The Association Between Serum Leptin Levels and Cardiovascular Events in Patients With Rheumatoid Arthritis

Jiliang Chen, MD; Zhiping Xie, PhD; Zou Bin, MD


Lab Med. 2021;52(1):86-92. 

In This Article


The new findings in this study: (i) serum leptin levels were independently and significantly related with CVD history in patients with RA at baseline, and (ii) higher leptin levels in patients with RA at baseline were directly associated with an increased risk of CV events during a 3-year follow-up.

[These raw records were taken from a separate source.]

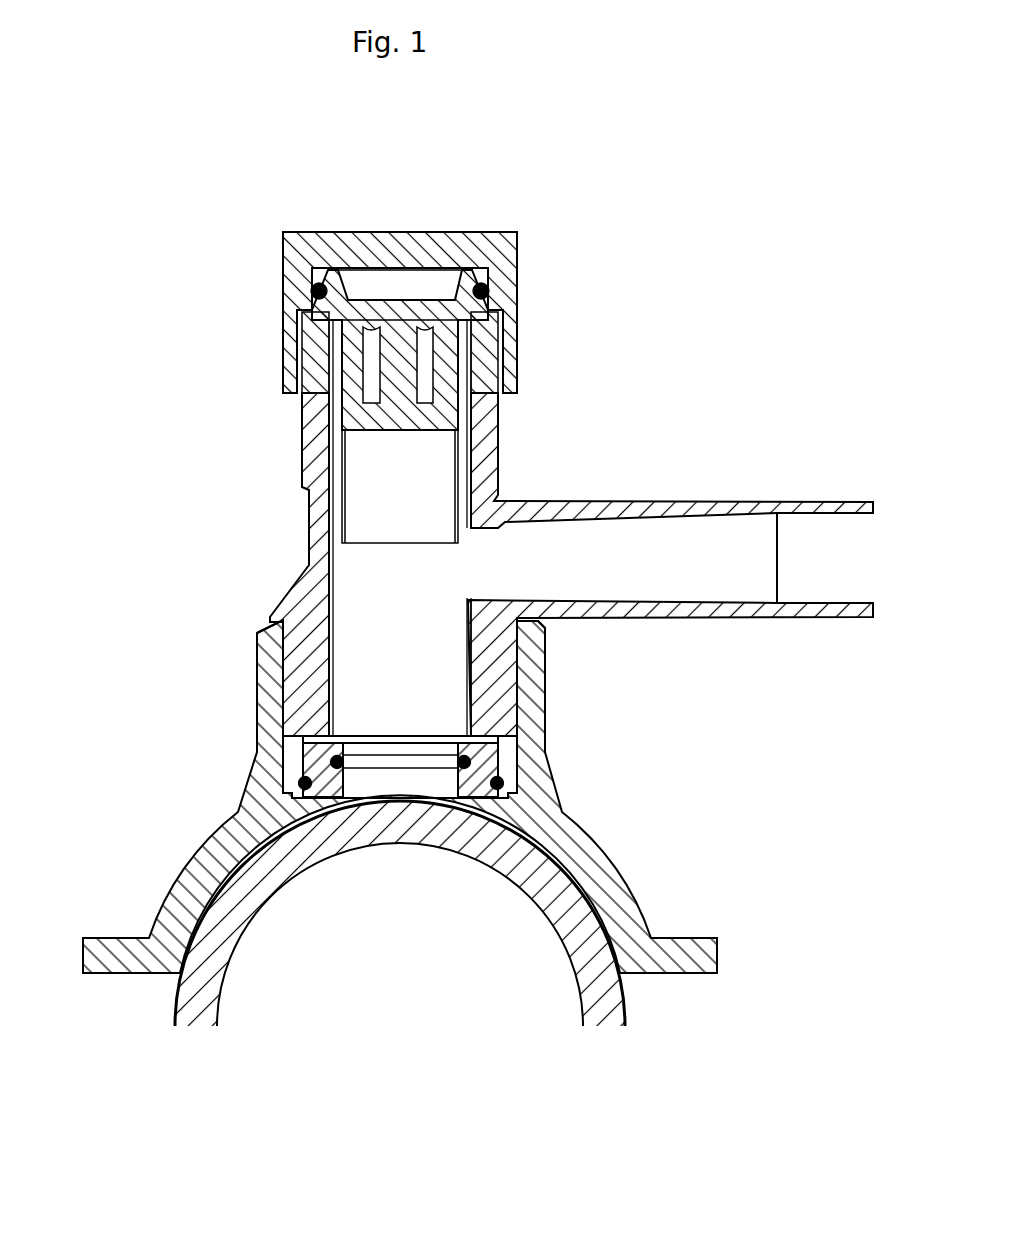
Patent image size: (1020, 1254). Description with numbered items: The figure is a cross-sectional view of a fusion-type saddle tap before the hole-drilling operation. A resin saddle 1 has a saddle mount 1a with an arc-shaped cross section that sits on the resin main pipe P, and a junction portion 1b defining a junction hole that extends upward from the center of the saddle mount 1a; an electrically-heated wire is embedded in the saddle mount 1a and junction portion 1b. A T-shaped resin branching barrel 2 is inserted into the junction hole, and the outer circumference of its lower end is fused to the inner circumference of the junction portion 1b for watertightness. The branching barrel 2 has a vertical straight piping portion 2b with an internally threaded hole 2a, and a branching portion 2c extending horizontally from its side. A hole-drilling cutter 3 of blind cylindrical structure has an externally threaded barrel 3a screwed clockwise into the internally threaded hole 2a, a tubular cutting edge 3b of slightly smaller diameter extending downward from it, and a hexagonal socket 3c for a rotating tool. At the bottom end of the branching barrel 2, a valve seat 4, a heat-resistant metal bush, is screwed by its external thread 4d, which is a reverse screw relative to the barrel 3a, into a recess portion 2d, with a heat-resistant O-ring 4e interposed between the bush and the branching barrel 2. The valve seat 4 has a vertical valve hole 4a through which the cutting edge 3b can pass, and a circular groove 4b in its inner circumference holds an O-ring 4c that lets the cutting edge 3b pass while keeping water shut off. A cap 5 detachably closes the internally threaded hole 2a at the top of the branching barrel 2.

The saddle 1 is at (391, 796).
The saddle mount 1a is at (188, 885).
The junction portion 1b is at (300, 665).
The branching barrel 2 is at (498, 580).
The internally threaded hole 2a is at (332, 564).
The straight piping portion 2b is at (302, 440).
The branching portion 2c is at (690, 502).
The recess portion 2d is at (305, 765).
The hole-drilling cutter 3 is at (381, 503).
The externally threaded barrel 3a is at (345, 356).
The tubular cutting edge 3b is at (345, 496).
The hexagonal socket 3c is at (392, 362).
The valve seat 4 is at (487, 804).
The valve hole 4a is at (378, 785).
The circular groove 4b is at (423, 765).
The O-ring 4c is at (470, 746).
The external thread 4d is at (500, 758).
The heat-resistant O-ring 4e is at (497, 790).
The cap 5 is at (415, 232).
The resin main pipe P is at (625, 995).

A high rate of CV complications in patients with RA leads to poor prognosis.[3,4] Therefore, it is significant for clinicians to find risk factors of CV events and use them as targets for therapy or predictions for prognosis. Leptin, a hormone secreted from adipocytes, is involved in the regulation of energy expenditure and appetite.[10,11] Many studies have indicated that leptin participates in the regulation of immunity and inflammation responses. It can induce the secretion of tumor necrosis factor-a, interleukin-6, interleukin-1, and other proinflammatory cytokines in vivo and in vitro, which promotes systemic inflammation in the body.[12–16] Several clinical studies have also shown that leptin is significantly correlated with CVDs including coronary heart disease and stroke.[21–23] In addition, there is an association between leptin and oxidative stress: leptin has a facilitating role in oxidative stress, which causes the activation of inflammation in many organs or tissues.[24,25] Disproportionately increasing inflammation and oxidative stress play an important role in the occurrence and development of CV events in patients with RA.[3,4] In view of the potential regulatory role of leptin in inflammation and oxidative stress in CVD, our findings underscore that leptin is involved in the occurrence and development of CV events in patients with RA. Our results also showed that patients with RA with higher serum leptin levels had a higher rate of CV mortality during the follow-up period, consistent with the results of previous studies on the association of leptin with CVDs.[12–16,21–25] However, different from earlier research, our work included a composite endpoint, including myocardial infarction, stroke, peripheral vascular disease, and CV death, in patients with RA in a follow-up cohort study.

This study has some notable strengths. First, we found that serum leptin levels may be used as an effective prognostic factor for CV events in patients with RA, and the serum test is simple and convenient for patients in general. Second, we ensured comprehensive follow-up and rigorous adjudication of CV events, with more reliable data than have been generated in the literature. Sufficient confounding factors were corrected for the association between serum leptin levels and CV events.

The limitation of the study is that it is a single-center study with a small sample size. It is necessary for more multicenter and large-sample studies to be implemented to identify the association between serum leptin levels and CV outcomes in patients with RA in the future.